Data is a commodity — one that can be an asset, a liability or simply worth nothing at all. One of the best ways to leverage data as a commodity is to learn exactly how it relates to the overall health — financial and operational — of your organization.
There are two major roads you can take to gain this insight. One is simpler and easier to implement, and the insights it delivers are qualitative in nature. The other is a more involved process and a longer term commitment — but the quantitative insights it delivers are also far more significant.
The two approaches both focus on gaining insights into what data you have, where it resides, and who uses it and in what ways. But the quantitative approach goes much further, and uses metadata management as a way to uncover the correlation between specific data elements and the key performance indicators (KPIs) that your organization uses to measure success and make critical decisions. In fact, the processes I list below give an organization unprecedented insight into the “supply and demand” of data within the organization, a perspective that has powerful ramifications across the enterprise.
Essential processes and capabilities in the quantitative approach
In this post, I want to provide the big picture of the processes that are involved in the quantitative approach.
The first phase involves understanding your data and how your data community creates, uses, modifies and otherwise interacts with it. The initial focus is on gathering and analyzing your metadata — that is, the data about your data. The core processes for achieving this perspective are data governance operations, which provide insights into the conceptual aspects of your metadata, and metadata management, which focuses on all the other aspects of metadata.

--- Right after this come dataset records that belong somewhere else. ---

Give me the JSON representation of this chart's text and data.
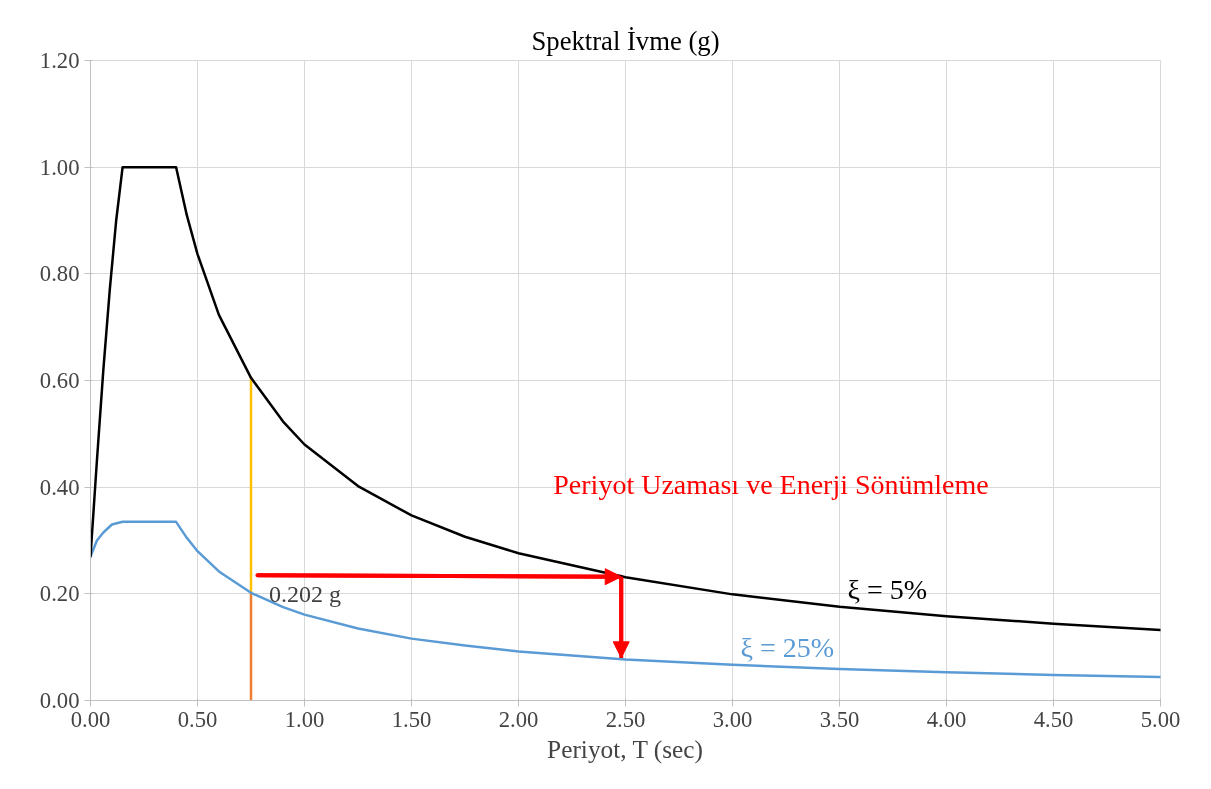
{
  "chart_data": {
    "type": "line",
    "title": "Spektral İvme (g)",
    "xlabel": "Periyot, T (sec)",
    "xlim": [
      0,
      5
    ],
    "ylim": [
      0,
      1.2
    ],
    "xticks": [
      {
        "value": 0,
        "label": "0.00"
      },
      {
        "value": 0.5,
        "label": "0.50"
      },
      {
        "value": 1,
        "label": "1.00"
      },
      {
        "value": 1.5,
        "label": "1.50"
      },
      {
        "value": 2,
        "label": "2.00"
      },
      {
        "value": 2.5,
        "label": "2.50"
      },
      {
        "value": 3,
        "label": "3.00"
      },
      {
        "value": 3.5,
        "label": "3.50"
      },
      {
        "value": 4,
        "label": "4.00"
      },
      {
        "value": 4.5,
        "label": "4.50"
      },
      {
        "value": 5,
        "label": "5.00"
      }
    ],
    "yticks": [
      {
        "value": 0,
        "label": "0.00"
      },
      {
        "value": 0.2,
        "label": "0.20"
      },
      {
        "value": 0.4,
        "label": "0.40"
      },
      {
        "value": 0.6,
        "label": "0.60"
      },
      {
        "value": 0.8,
        "label": "0.80"
      },
      {
        "value": 1,
        "label": "1.00"
      },
      {
        "value": 1.2,
        "label": "1.20"
      }
    ],
    "grid": true,
    "legend": false,
    "marker": "none",
    "line_style": "solid",
    "series": [
      {
        "name": "ξ = 5%",
        "color": "#000000",
        "x": [
          0,
          0.03,
          0.06,
          0.09,
          0.12,
          0.15,
          0.4,
          0.45,
          0.5,
          0.6,
          0.75,
          0.9,
          1.0,
          1.25,
          1.5,
          1.75,
          2.0,
          2.5,
          3.0,
          3.5,
          4.0,
          4.5,
          5.0
        ],
        "values": [
          0.27,
          0.45,
          0.62,
          0.77,
          0.9,
          1.0,
          1.0,
          0.91,
          0.837,
          0.723,
          0.605,
          0.523,
          0.48,
          0.402,
          0.347,
          0.307,
          0.276,
          0.231,
          0.199,
          0.176,
          0.158,
          0.144,
          0.132
        ]
      },
      {
        "name": "ξ = 25%",
        "color": "#5b9bd5",
        "x": [
          0,
          0.03,
          0.06,
          0.1,
          0.15,
          0.4,
          0.45,
          0.5,
          0.6,
          0.75,
          0.9,
          1.0,
          1.25,
          1.5,
          1.75,
          2.0,
          2.5,
          3.0,
          3.5,
          4.0,
          4.5,
          5.0
        ],
        "values": [
          0.27,
          0.3,
          0.315,
          0.33,
          0.335,
          0.335,
          0.305,
          0.28,
          0.242,
          0.202,
          0.175,
          0.161,
          0.135,
          0.116,
          0.103,
          0.092,
          0.077,
          0.067,
          0.059,
          0.053,
          0.048,
          0.044
        ]
      },
      {
        "color": "#ffc000",
        "x": [
          0.75,
          0.75
        ],
        "values": [
          0.202,
          0.605
        ]
      },
      {
        "color": "#ed7d31",
        "x": [
          0.75,
          0.75
        ],
        "values": [
          0,
          0.202
        ]
      },
      {
        "name": "Periyot Uzaması ve Enerji Sönümleme",
        "color": "#ff0000",
        "x": [
          0.78,
          2.48,
          2.48
        ],
        "values": [
          0.235,
          0.232,
          0.08
        ]
      }
    ],
    "annotations": [
      {
        "text": "0.202 g",
        "x": 0.75,
        "y": 0.202
      }
    ]
  }
}
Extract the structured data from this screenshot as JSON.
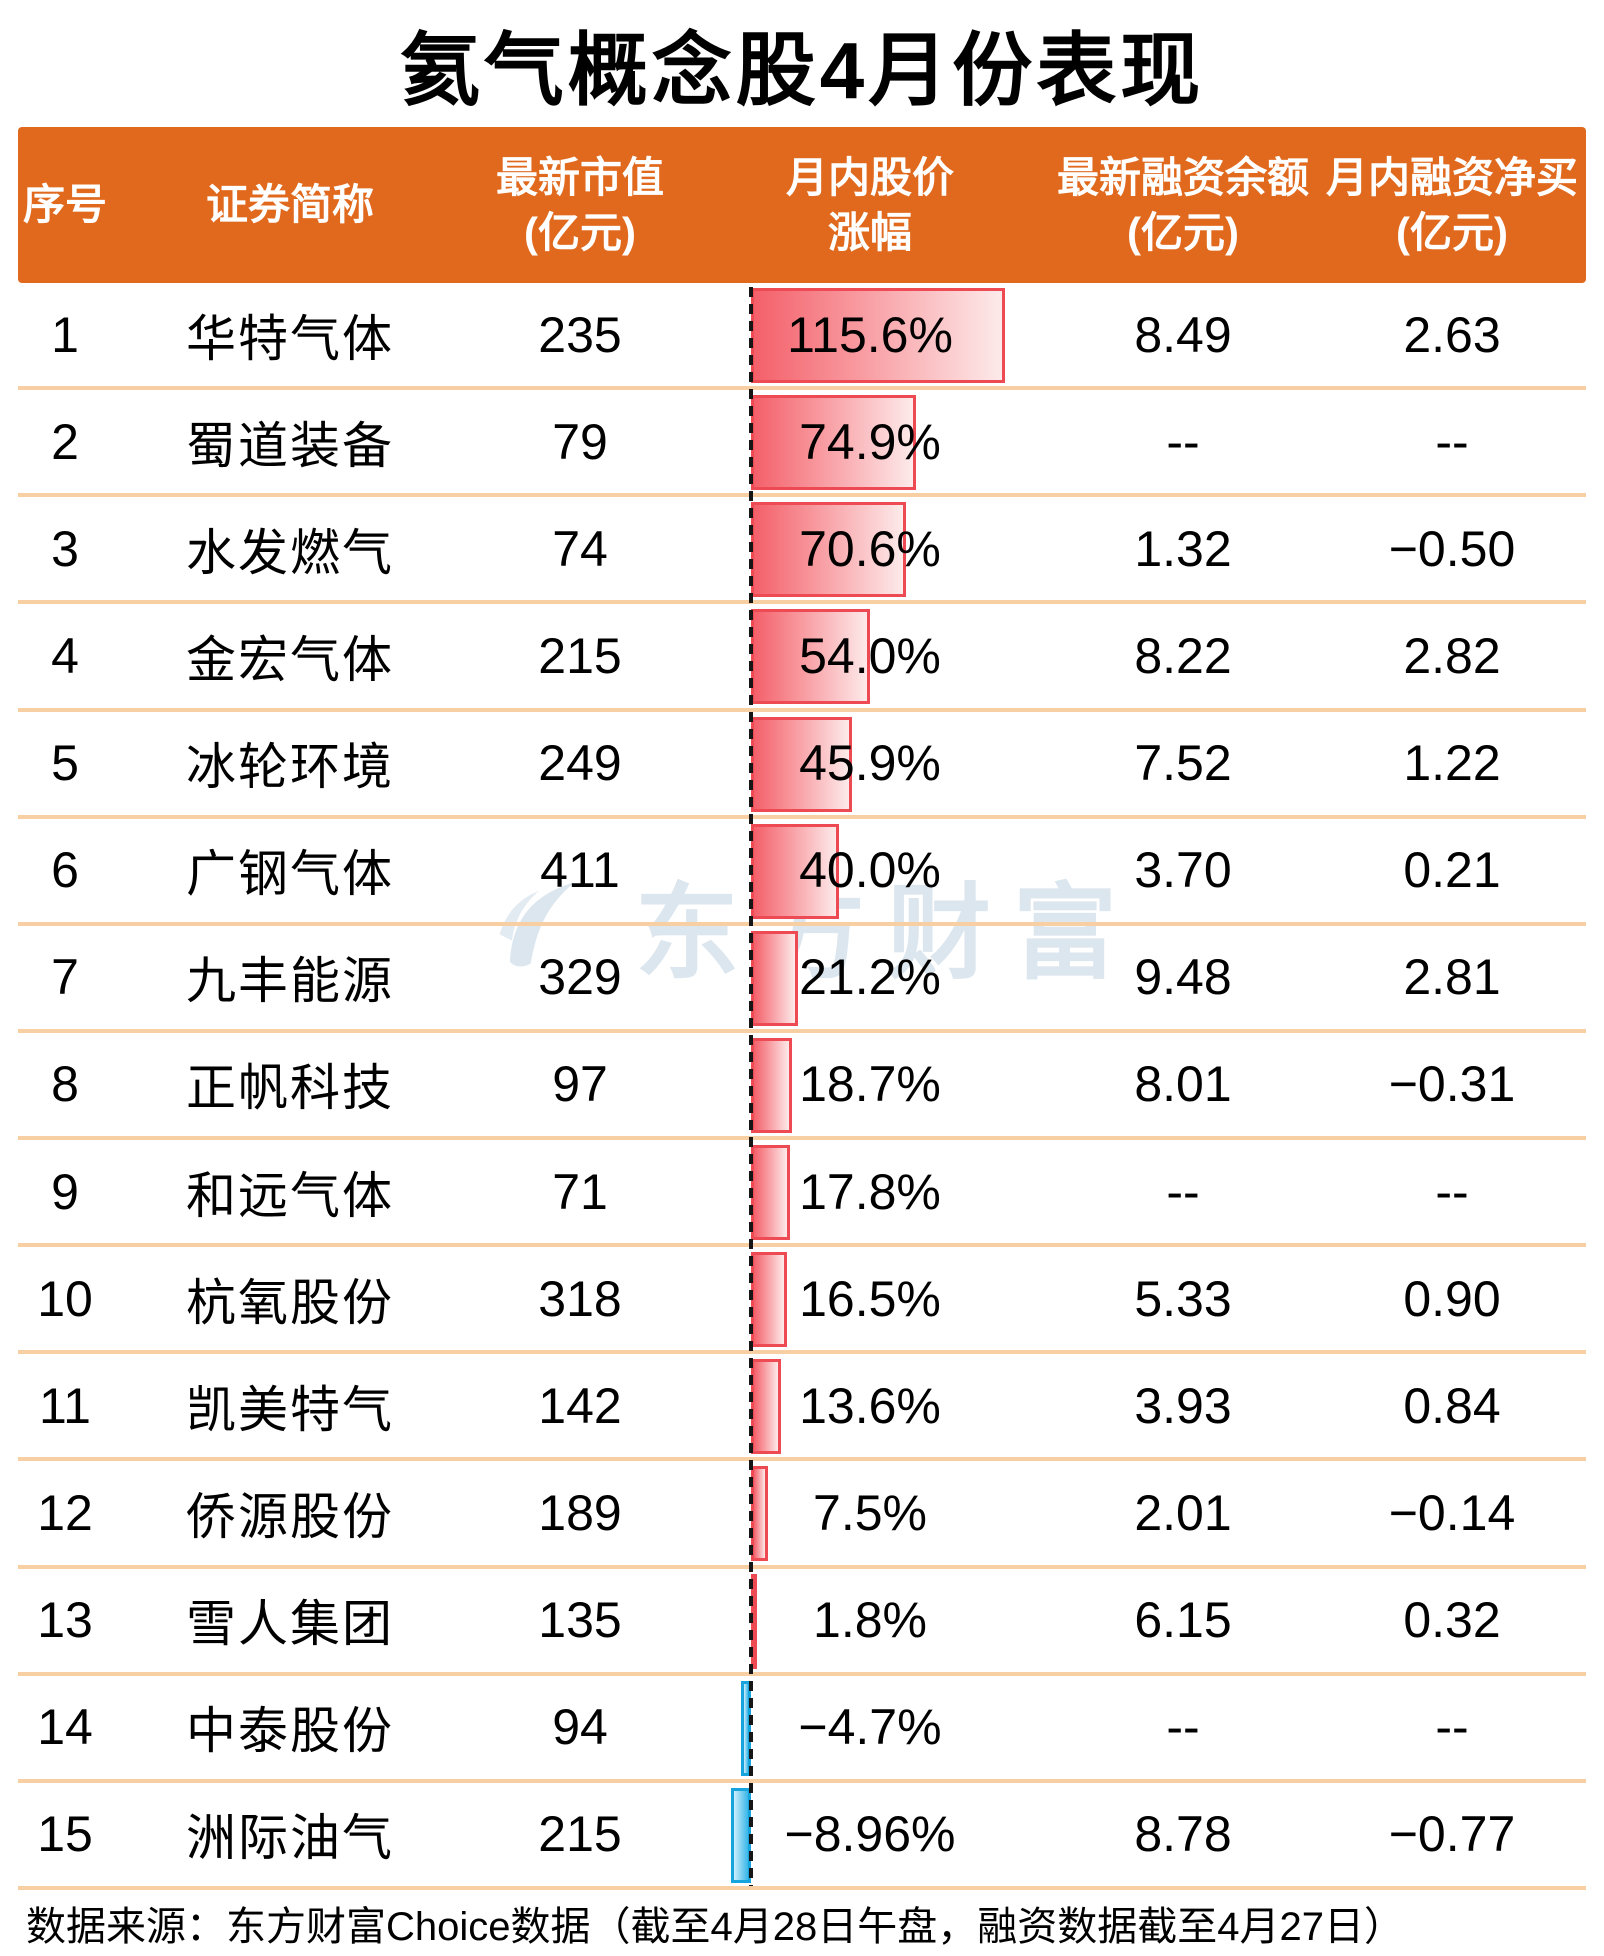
{
  "title": "氦气概念股4月份表现",
  "watermark": {
    "label": "东方财富"
  },
  "table": {
    "headers": {
      "index": "序号",
      "name": "证券简称",
      "mcap_line1": "最新市值",
      "mcap_line2": "(亿元)",
      "chg_line1": "月内股价",
      "chg_line2": "涨幅",
      "balance_line1": "最新融资余额",
      "balance_line2": "(亿元)",
      "netbuy_line1": "月内融资净买",
      "netbuy_line2": "(亿元)"
    },
    "rows": [
      {
        "no": "1",
        "name": "华特气体",
        "mcap": "235",
        "chg": "115.6%",
        "chg_val": 115.6,
        "balance": "8.49",
        "netbuy": "2.63"
      },
      {
        "no": "2",
        "name": "蜀道装备",
        "mcap": "79",
        "chg": "74.9%",
        "chg_val": 74.9,
        "balance": "--",
        "netbuy": "--"
      },
      {
        "no": "3",
        "name": "水发燃气",
        "mcap": "74",
        "chg": "70.6%",
        "chg_val": 70.6,
        "balance": "1.32",
        "netbuy": "−0.50"
      },
      {
        "no": "4",
        "name": "金宏气体",
        "mcap": "215",
        "chg": "54.0%",
        "chg_val": 54.0,
        "balance": "8.22",
        "netbuy": "2.82"
      },
      {
        "no": "5",
        "name": "冰轮环境",
        "mcap": "249",
        "chg": "45.9%",
        "chg_val": 45.9,
        "balance": "7.52",
        "netbuy": "1.22"
      },
      {
        "no": "6",
        "name": "广钢气体",
        "mcap": "411",
        "chg": "40.0%",
        "chg_val": 40.0,
        "balance": "3.70",
        "netbuy": "0.21"
      },
      {
        "no": "7",
        "name": "九丰能源",
        "mcap": "329",
        "chg": "21.2%",
        "chg_val": 21.2,
        "balance": "9.48",
        "netbuy": "2.81"
      },
      {
        "no": "8",
        "name": "正帆科技",
        "mcap": "97",
        "chg": "18.7%",
        "chg_val": 18.7,
        "balance": "8.01",
        "netbuy": "−0.31"
      },
      {
        "no": "9",
        "name": "和远气体",
        "mcap": "71",
        "chg": "17.8%",
        "chg_val": 17.8,
        "balance": "--",
        "netbuy": "--"
      },
      {
        "no": "10",
        "name": "杭氧股份",
        "mcap": "318",
        "chg": "16.5%",
        "chg_val": 16.5,
        "balance": "5.33",
        "netbuy": "0.90"
      },
      {
        "no": "11",
        "name": "凯美特气",
        "mcap": "142",
        "chg": "13.6%",
        "chg_val": 13.6,
        "balance": "3.93",
        "netbuy": "0.84"
      },
      {
        "no": "12",
        "name": "侨源股份",
        "mcap": "189",
        "chg": "7.5%",
        "chg_val": 7.5,
        "balance": "2.01",
        "netbuy": "−0.14"
      },
      {
        "no": "13",
        "name": "雪人集团",
        "mcap": "135",
        "chg": "1.8%",
        "chg_val": 1.8,
        "balance": "6.15",
        "netbuy": "0.32"
      },
      {
        "no": "14",
        "name": "中泰股份",
        "mcap": "94",
        "chg": "−4.7%",
        "chg_val": -4.7,
        "balance": "--",
        "netbuy": "--"
      },
      {
        "no": "15",
        "name": "洲际油气",
        "mcap": "215",
        "chg": "−8.96%",
        "chg_val": -8.96,
        "balance": "8.78",
        "netbuy": "−0.77"
      }
    ]
  },
  "footer": {
    "source": "数据来源：东方财富Choice数据（截至4月28日午盘，融资数据截至4月27日）"
  },
  "colors": {
    "header_bg": "#e0691e",
    "row_separator": "#f8cfa3",
    "bar_positive_start": "#f4606a",
    "bar_positive_end": "#fdeaea",
    "bar_positive_border": "#ee4a54",
    "bar_negative_start": "#cdeefb",
    "bar_negative_end": "#38b6e9",
    "bar_negative_border": "#17a3dc",
    "baseline_dash": "#161616",
    "watermark": "#dce6ef"
  },
  "chart_data": {
    "type": "table",
    "title": "氦气概念股4月份表现",
    "columns": [
      "序号",
      "证券简称",
      "最新市值(亿元)",
      "月内股价涨幅",
      "最新融资余额(亿元)",
      "月内融资净买(亿元)"
    ],
    "rows": [
      [
        "1",
        "华特气体",
        "235",
        "115.6%",
        "8.49",
        "2.63"
      ],
      [
        "2",
        "蜀道装备",
        "79",
        "74.9%",
        "--",
        "--"
      ],
      [
        "3",
        "水发燃气",
        "74",
        "70.6%",
        "1.32",
        "−0.50"
      ],
      [
        "4",
        "金宏气体",
        "215",
        "54.0%",
        "8.22",
        "2.82"
      ],
      [
        "5",
        "冰轮环境",
        "249",
        "45.9%",
        "7.52",
        "1.22"
      ],
      [
        "6",
        "广钢气体",
        "411",
        "40.0%",
        "3.70",
        "0.21"
      ],
      [
        "7",
        "九丰能源",
        "329",
        "21.2%",
        "9.48",
        "2.81"
      ],
      [
        "8",
        "正帆科技",
        "97",
        "18.7%",
        "8.01",
        "−0.31"
      ],
      [
        "9",
        "和远气体",
        "71",
        "17.8%",
        "--",
        "--"
      ],
      [
        "10",
        "杭氧股份",
        "318",
        "16.5%",
        "5.33",
        "0.90"
      ],
      [
        "11",
        "凯美特气",
        "142",
        "13.6%",
        "3.93",
        "0.84"
      ],
      [
        "12",
        "侨源股份",
        "189",
        "7.5%",
        "2.01",
        "−0.14"
      ],
      [
        "13",
        "雪人集团",
        "135",
        "1.8%",
        "6.15",
        "0.32"
      ],
      [
        "14",
        "中泰股份",
        "94",
        "−4.7%",
        "--",
        "--"
      ],
      [
        "15",
        "洲际油气",
        "215",
        "−8.96%",
        "8.78",
        "−0.77"
      ]
    ],
    "embedded_bar_chart": {
      "type": "bar",
      "column": "月内股价涨幅",
      "categories": [
        "华特气体",
        "蜀道装备",
        "水发燃气",
        "金宏气体",
        "冰轮环境",
        "广钢气体",
        "九丰能源",
        "正帆科技",
        "和远气体",
        "杭氧股份",
        "凯美特气",
        "侨源股份",
        "雪人集团",
        "中泰股份",
        "洲际油气"
      ],
      "values": [
        115.6,
        74.9,
        70.6,
        54.0,
        45.9,
        40.0,
        21.2,
        18.7,
        17.8,
        16.5,
        13.6,
        7.5,
        1.8,
        -4.7,
        -8.96
      ],
      "baseline": 0,
      "orientation": "horizontal",
      "positive_color": "#f4606a",
      "negative_color": "#38b6e9"
    },
    "source_note": "数据来源：东方财富Choice数据（截至4月28日午盘，融资数据截至4月27日）"
  }
}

A second broad phase is a data quality process focused on discovering, understanding, capturing and quantifying how each data element functions within your organization’s data supply chain. This process also quantifies the current health and quality of each data element, as seen by the most involved stakeholders in your data community. After this process has been completed, a data intelligence process quantifies the extent to which an organization understands each given data element, as well as the data element’s overall health (i.e., its combined data quality KPIs) and associated risk. It becomes data intelligence when one takes all of those quantified numbers and turn them into dynamic, explorable visual analysis.
A third phase is to create a data volatility index — a measure of how specific data elements, or cohorts of data elements, change over time. The change is measured at multiple levels, beginning with the value in a single cell in a spreadsheet, then measuring the combined values associated with a given data element, and then measuring the values in larger and larger cohorts of data elements. This process presents some unique mathematical and engineering challenges, but my organization has developed the statistical methods needed to visualize each data element as a distinct three-dimensional shape, and track how it changes over time. By conducting advanced mathematical analysis on these trends, we can correlate changes in specific data elements with changes in the organization’s overall business KPIs, enabling us to forecast impacts to the organization’s Profit & Loss (P&L).
Being able to make such forecasts also allows us to model various scenarios to answer such questions as: Would the P&L change if this data element had a higher quality or supply volatility? or What if we increased our organizational understanding and awareness of the data element? These answers in turn enable us to build future value models that can be discounted to present value, and are the foundational components to an empirical data valuation.
It’s this insight that is the Holy Grail of data valuation. It provides a GAAP-level accounting discipline — that is, the same accounting standards that most organizations use to measure and report on their traditional balance sheet. It is essentially a data valuation forecast model that quantifies the value that specific data elements contribute to the organization by projecting unrealized gains and losses. As a result, business leaders can understand exactly where they can realize the greatest return in investment by improving data. They can also make far more accurate and strategic business forecasts, using the organization’s own data as input, of future unrealized gains and losses, based on projected changes to the underlying independent variables.
The bottom line
There is much to be gained from using qualitative analysis to answer the fundamental questions about your data, as well as quantitative analysis and effective metadata management to gain insight into how it changes and how those changes affect your overall business KPIs. For example, you can actually allow your business to derive far greater value from all its data. This means not only getting better value out of its existing data, but also data that is being evaluated in an acquisition, acquired from a third party, or will be created as an outcome of an ongoing technology initiative. It’s essentially a way to arrange all of your organization’s disparate data into discrete, well-defined buckets, with a dollar sign indicating the worth associated with each.
These insights can also point the way to new sources of financial impact, including a better understanding of customers and their needs, and the ability to develop new products that better meet those needs. An even greater potential impact of the insight is that it can help you create a new layer of data, derived from your existing data, that you can sell to other organizations to provide them with insights to help their operations.